Надо идти выручать, а куда идти – кто его знает? И зуб еще хуже разболелся.
И вот представьте: он-то меня и выручил! Я недолго думая хватаю конец антенны – и прямо в зуб, в дупло. Боль адская, искры из глаз посыпались, но зато прием опять наладился. Музыки, правда, не слышно, да мне, признаться, тут музыка и ни к чему. Какая там музыка! А морзе зато – лучше не придумаешь: точка – кольнет незаметно, как булавочкой, а уж тире – точно кто шуруп туда закручивает.
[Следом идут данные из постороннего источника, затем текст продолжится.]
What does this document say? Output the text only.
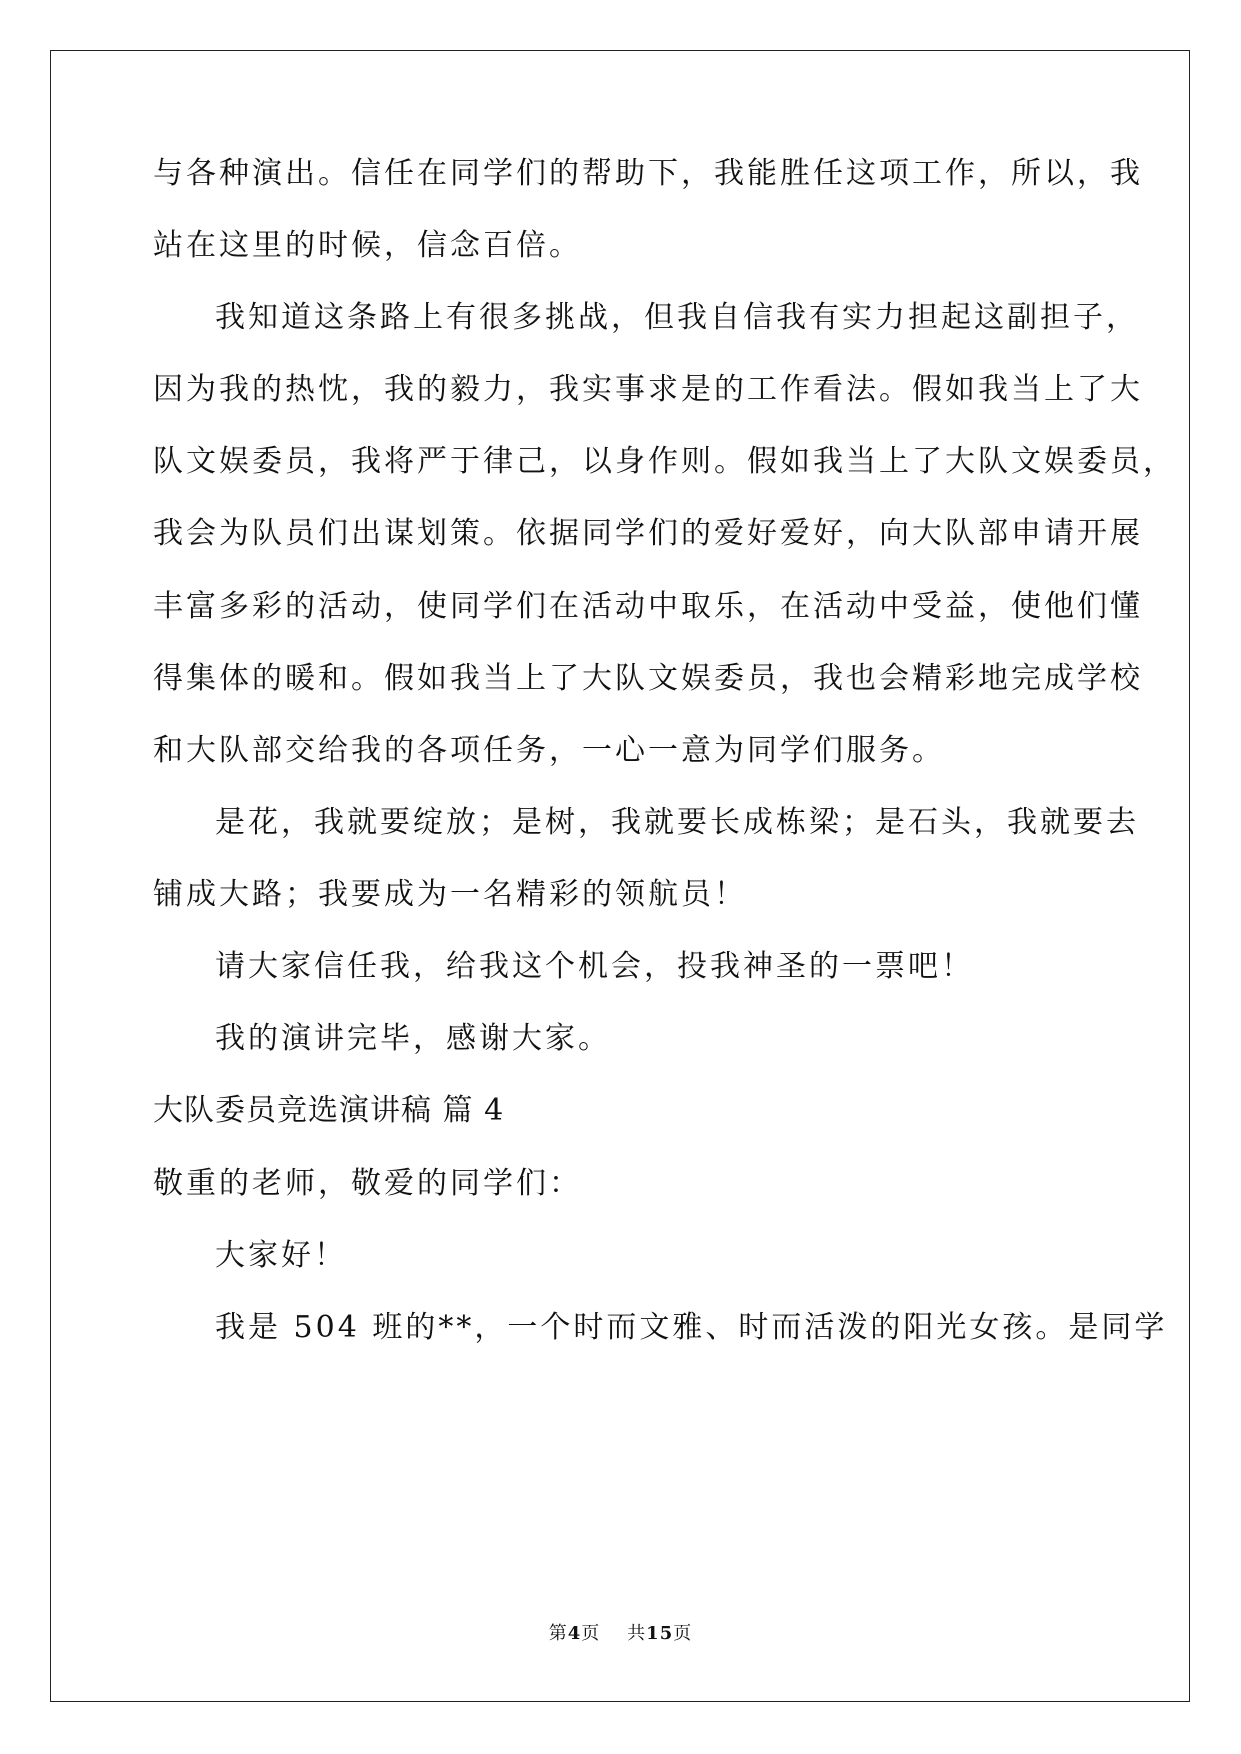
与各种演出。信任在同学们的帮助下，我能胜任这项工作，所以，我
站在这里的时候，信念百倍。
我知道这条路上有很多挑战，但我自信我有实力担起这副担子，
因为我的热忱，我的毅力，我实事求是的工作看法。假如我当上了大
队文娱委员，我将严于律己，以身作则。假如我当上了大队文娱委员，
我会为队员们出谋划策。依据同学们的爱好爱好，向大队部申请开展
丰富多彩的活动，使同学们在活动中取乐，在活动中受益，使他们懂
得集体的暖和。假如我当上了大队文娱委员，我也会精彩地完成学校
和大队部交给我的各项任务，一心一意为同学们服务。
是花，我就要绽放；是树，我就要长成栋梁；是石头，我就要去
铺成大路；我要成为一名精彩的领航员！
请大家信任我，给我这个机会，投我神圣的一票吧！
我的演讲完毕，感谢大家。
大队委员竞选演讲稿 篇 4
敬重的老师，敬爱的同学们：
大家好！
我是 504 班的**，一个时而文雅、时而活泼的阳光女孩。是同学
第4页 共15页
И никакого усилителя не нужно, и никакой настройки – больной зуб с дуплом и без того обладает высокой чувствительностью. Терпеть трудно, конечно, но что поделаешь: в таком положении приходится жертвовать собой.
И, поверите ли, так всю передачу до конца на зуб и принял.
Записал, разобрал, перевел. Оказывается, почти рядом с нами норвежский парусник потерпел аварию: сел на мель на Доггербанке, получил пробоину, вот-вот пойдет ко дну.
Тут думать некогда, надо идти выручать. Я забыл про зубную боль и сам стал распоряжаться спасением. Поднялся на палубу, стал к штурвалу.
Идем. Ночь кругом, холодное море, волны хлещут, ветер свистит…
Ну, с полчаса прошли, отыскали норвежцев, осветили ракетами. Я вижу – дело дрянь. Вплотную, борт о борт, не станешь – разобьет. Шлюпки у них все снесло, а на концах перетаскивать людей в такую погоду тоже рискованно: перетопишь, чего доброго.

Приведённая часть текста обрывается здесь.